Beds that revolve or vibrate, or see-through partitions between bed and bath areas, or “mirrored rooms” with mirrors larger than 1 square-meter–that is, any and all places equipped with “facilities not required for the basic purposes of guest lodging fall under the rubric of sex-related businesses, not hotels and inns.
This “sex-related” label means no operating outside of areas that are specifically zoned for sex-related businesses. In Tokyo, for instance, that limits things to four tiny neighborhoods. In other words, it is now illegal to run a “hotel equipped with love hotel-like facilities” anywhere outside these districts. Moreover, as a sex-related business there are periodic health checks, supervision by the local public security committee, and no refusing access to the police. Not surprisingly, hotel managements now tend to tone down love hotel-like interiors in order to make the grade for the ordinary guest-lodging category.
Outside the above sex-business zones there are still love hotels that keep their old-time fancy interiors. But should they remodel even just once, their permits would be on the line. They’d have no choice but to wallpaper over the mirrors, take out the revolving beds, and make the place look like an ordinary city hotel. Conversely, as anyone who’s ever been to one knows, today’s love hotels now have “front desks,” despite the fact that room selection is usually done from photo panels and payment is fully automatic. It’s just that getting around the New Act demands adding such non-essential features, and even hotel restaurants too. Ridiculous.

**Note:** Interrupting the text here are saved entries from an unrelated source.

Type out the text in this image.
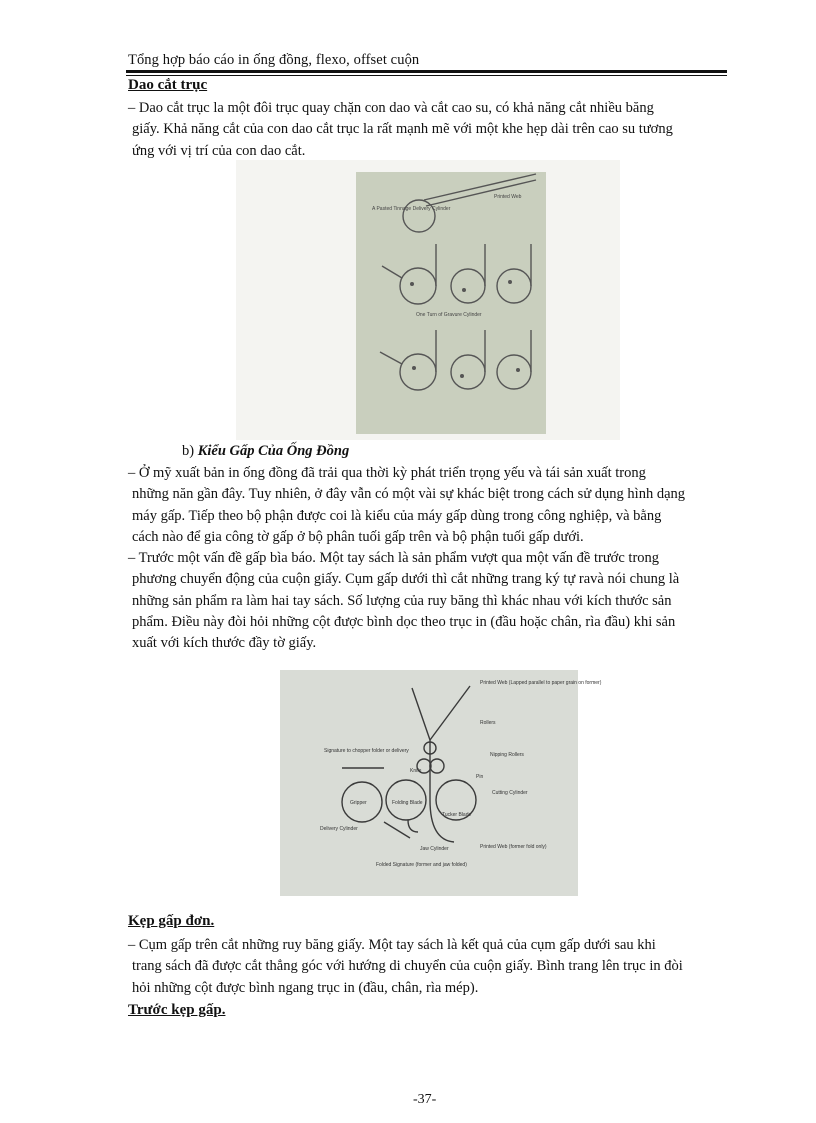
Tổng hợp báo cáo in ống đồng, flexo, offset cuộn
Dao cắt trục
– Dao cắt trục la một đôi trục quay chặn con dao và cắt cao su, có khả năng cắt nhiều băng
giấy. Khả năng cắt của con dao cắt trục la rất mạnh mẽ với một khe hẹp dài trên cao su tương
ứng với vị trí của con dao cắt.
A Pasted Tinnage Delivery Cylinder
Printed Web
One Turn of Gravure Cylinder
b) Kiểu Gấp Của Ống Đồng
– Ở mỹ xuất bản in ống đồng đã trải qua thời kỳ phát triển trọng yếu và tái sản xuất trong
những năn gần đây. Tuy nhiên, ở đây vẫn có một vài sự khác biệt trong cách sử dụng hình dạng
máy gấp. Tiếp theo bộ phận được coi là kiểu của máy gấp dùng trong công nghiệp, và bằng
cách nào để gia công tờ gấp ở bộ phân tuối gấp trên và bộ phận tuối gấp dưới.
– Trước một vấn đề gấp bìa báo. Một tay sách là sản phẩm vượt qua một vấn đề trước trong
phương chuyển động của cuộn giấy. Cụm gấp dưới thì cắt những trang ký tự ravà nói chung là
những sản phẩm ra làm hai tay sách. Số lượng của ruy băng thì khác nhau với kích thước sản
phẩm. Điều này đòi hỏi những cột được bình dọc theo trục in (đầu hoặc chân, rìa đầu) khi sản
xuất với kích thước đầy tờ giấy.
Printed Web (Lapped parallel to paper grain on former)
Rollers
Nipping Rollers
Signature to chopper folder or delivery
Knife
Pin
Cutting Cylinder
Gripper	Folding Blade
Tucker Blade
Delivery Cylinder
Jaw Cylinder	Printed Web (former fold only)
Folded Signature (former and jaw folded)
Kẹp gấp đơn.
– Cụm gấp trên cắt những ruy băng giấy. Một tay sách là kết quả của cụm gấp dưới sau khi
trang sách đã được cắt thẳng góc với hướng di chuyển của cuộn giấy. Bình trang lên trục in đòi
hỏi những cột được bình ngang trục in (đầu, chân, rìa mép).
Trước kẹp gấp.
-37-
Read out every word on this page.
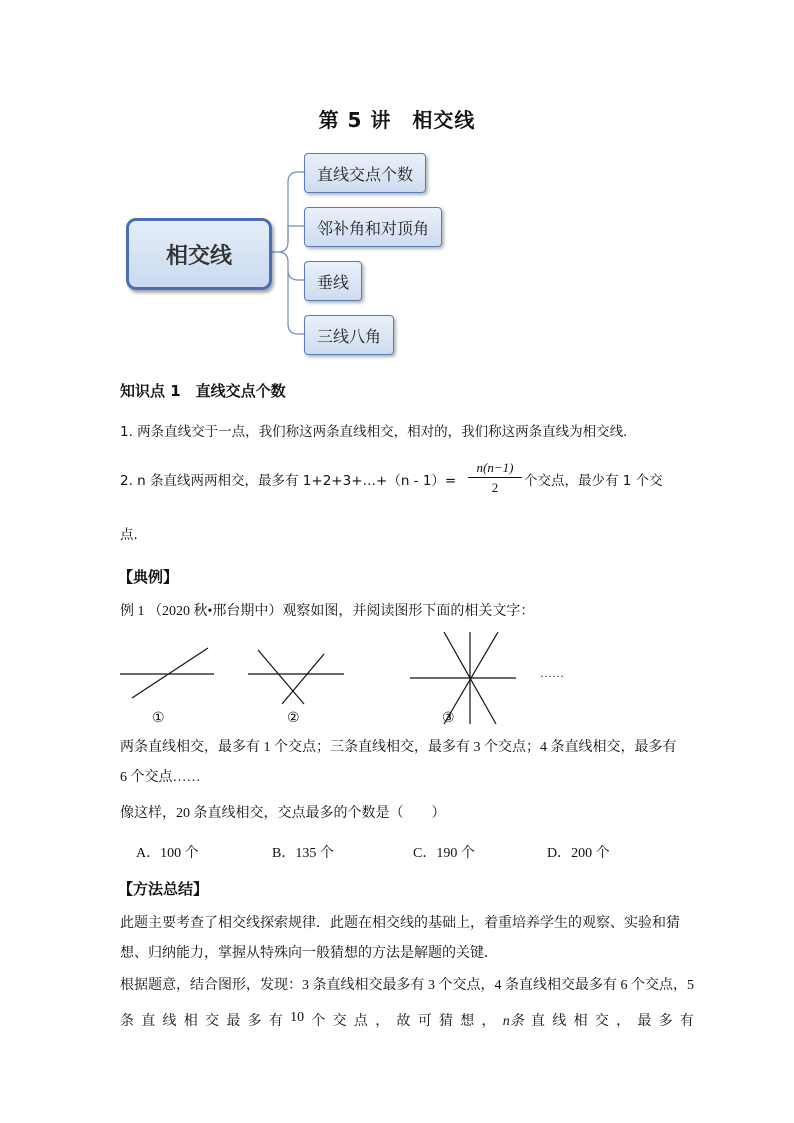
第 5 讲　相交线
相交线
直线交点个数
邻补角和对顶角
垂线
三线八角
知识点 1　直线交点个数
1. 两条直线交于一点，我们称这两条直线相交，相对的，我们称这两条直线为相交线．
2. n 条直线两两相交，最多有 1+2+3+…+（n - $1)= \frac{n(n-1)}{2}$ 个交点，最少有 1 个交
点．
【典例】
例 1 （2020 秋•邢台期中）观察如图，并阅读图形下面的相关文字：
①	②	③
……
两条直线相交，最多有 1 个交点；三条直线相交，最多有 3 个交点；4 条直线相交，最多有
6 个交点……
像这样，20 条直线相交，交点最多的个数是（　　）
A．100 个	B．135 个	C．190 个	D．200 个
【方法总结】
此题主要考查了相交线探索规律．此题在相交线的基础上，着重培养学生的观察、实验和猜
想、归纳能力，掌握从特殊向一般猜想的方法是解题的关键．
根据题意，结合图形，发现：3 条直线相交最多有 3 个交点，4 条直线相交最多有 6 个交点，5
条 直 线 相 交 最 多 有 10 个 交 点 ， 故 可 猜 想 ， n条 直 线 相 交 ， 最 多 有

If the whole point of love hotel design lay in constantly revamping the interior decor and so as to never bore the clientele, the New Act does nothing so much as choke that very spirit cold. For this book, I sought out traditional old-style love hotels to photograph largely in the same spirit as tracking down as endangered species. Whenever I contacted any management to ask permission “to photograph these valuable designs for posterity,” they invariably responded very positively. In most cases, the owner-managers themselves had the ideas, ‘Let’s do this room like this’, so they take great pride in their hotel interiors and indeed love all the special touches.
Round beds, mirrored walls and ceilings, rainbow-colored shaggy carpets–“forbidden” design elements all, everything to tint our Japanese blood and breath a horny shade of pink. Maybe there’s even a love hotel like this still barely surviving near you (if you live in Japan, that is!) Even without over-nighting, at the few thousand yen “daytime rate” why not have yourself a brief “close encounter” with another world?
But better hurry, before another one goes and you realize too late what’s been lost.